Number of Payments: 5 years × 12 = 60 months

Monthly Payment: $24,000 × (0.00375(1 + 0.00375)^60) / ((1 + 0.00375)^60 - 1) ≈ $452.36

Total Interest: ($452.36 × 60) - $24,000 ≈ $1,040.32

Total Amount Paid: $24,000 + $1,040.32 ≈ $25,040.32

Using our calculator with these numbers would give you the same results. This example shows how including your trade-in value can significantly reduce your loan amount and monthly payments.

Interpreting Results

The calculator provides several key metrics to help you understand your auto loan:

  • Monthly Payment: The amount you'll pay each month toward your loan.
  • Total Interest: The total amount of interest you'll pay over the life of the loan.
  • Total Amount Paid: The sum of your principal loan amount and total interest paid.

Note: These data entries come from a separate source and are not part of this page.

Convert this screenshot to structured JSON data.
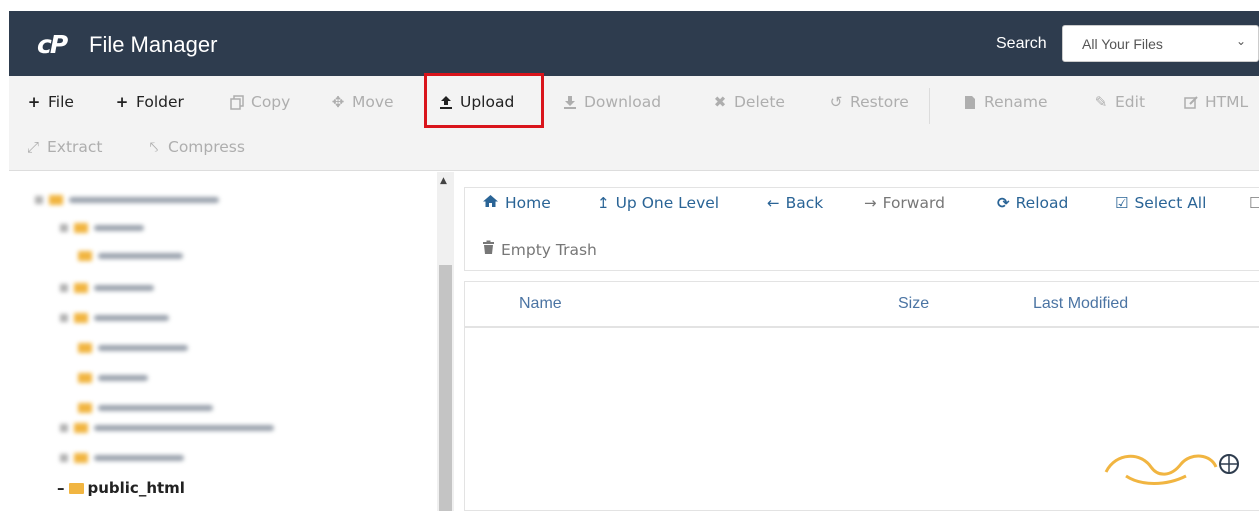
{
  "header": {
    "logo_text": "cP",
    "title": "File Manager",
    "search_label": "Search",
    "search_value": "All Your Files"
  },
  "toolbar": {
    "row1": [
      {
        "label": "File",
        "icon": "plus-icon",
        "state": "enabled"
      },
      {
        "label": "Folder",
        "icon": "plus-icon",
        "state": "enabled"
      },
      {
        "label": "Copy",
        "icon": "copy-icon",
        "state": "disabled"
      },
      {
        "label": "Move",
        "icon": "move-icon",
        "state": "disabled"
      },
      {
        "label": "Upload",
        "icon": "upload-icon",
        "state": "enabled",
        "highlighted": true
      },
      {
        "label": "Download",
        "icon": "download-icon",
        "state": "disabled"
      },
      {
        "label": "Delete",
        "icon": "close-icon",
        "state": "disabled"
      },
      {
        "label": "Restore",
        "icon": "undo-icon",
        "state": "disabled"
      },
      {
        "label": "Rename",
        "icon": "file-icon",
        "state": "disabled"
      },
      {
        "label": "Edit",
        "icon": "pencil-icon",
        "state": "disabled"
      },
      {
        "label": "HTML",
        "icon": "html-edit-icon",
        "state": "disabled"
      }
    ],
    "row2": [
      {
        "label": "Extract",
        "icon": "expand-icon",
        "state": "disabled"
      },
      {
        "label": "Compress",
        "icon": "compress-icon",
        "state": "disabled"
      }
    ]
  },
  "tree": {
    "current_folder": "public_html"
  },
  "nav": {
    "home": "Home",
    "up_one_level": "Up One Level",
    "back": "Back",
    "forward": "Forward",
    "reload": "Reload",
    "select_all": "Select All",
    "empty_trash": "Empty Trash"
  },
  "table": {
    "columns": [
      "Name",
      "Size",
      "Last Modified"
    ]
  },
  "colors": {
    "header_bg": "#2e3c4e",
    "toolbar_bg": "#f3f3f3",
    "link_blue": "#2a6496",
    "highlight_red": "#d9141b",
    "folder_yellow": "#f1b541"
  }
}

Comparing these numbers with different loan terms and interest rates can help you make an informed decision about your auto financing. Remember that the trade-in value can significantly impact your loan amount and monthly payments, so it's important to get an accurate appraisal of your vehicle.

Loan Comparison Example
Loan Term Interest Rate Monthly Payment Total Interest
36 months 4.5% $520.12 $1,724.36
48 months 4.5% $452.36 $1,040.32
60 months 4.5% $398.75 $682.50

This comparison table shows how different loan terms affect your monthly payments and total interest. Shorter loan terms typically result in higher monthly payments but less total interest paid.

Frequently Asked Questions

How does the trade-in value affect my loan amount?

The trade-in value is subtracted from the new car price to determine your loan amount. A higher trade-in value means you'll need to finance less, resulting in lower monthly payments.

What factors affect my monthly car loan payment?

Your monthly payment is determined by the loan amount, interest rate, and loan term. Higher loan amounts, interest rates, or longer terms will result in higher monthly payments.

How can I lower my car loan payments?

You can lower your payments by making a larger down payment, getting a lower interest rate, or choosing a shorter loan term. Including a trade-in value can also reduce your loan amount.

Is it better to have a shorter or longer loan term?

A shorter loan term typically results in higher monthly payments but less total interest paid. A longer term may have lower monthly payments but more total interest paid. Choose based on your financial situation.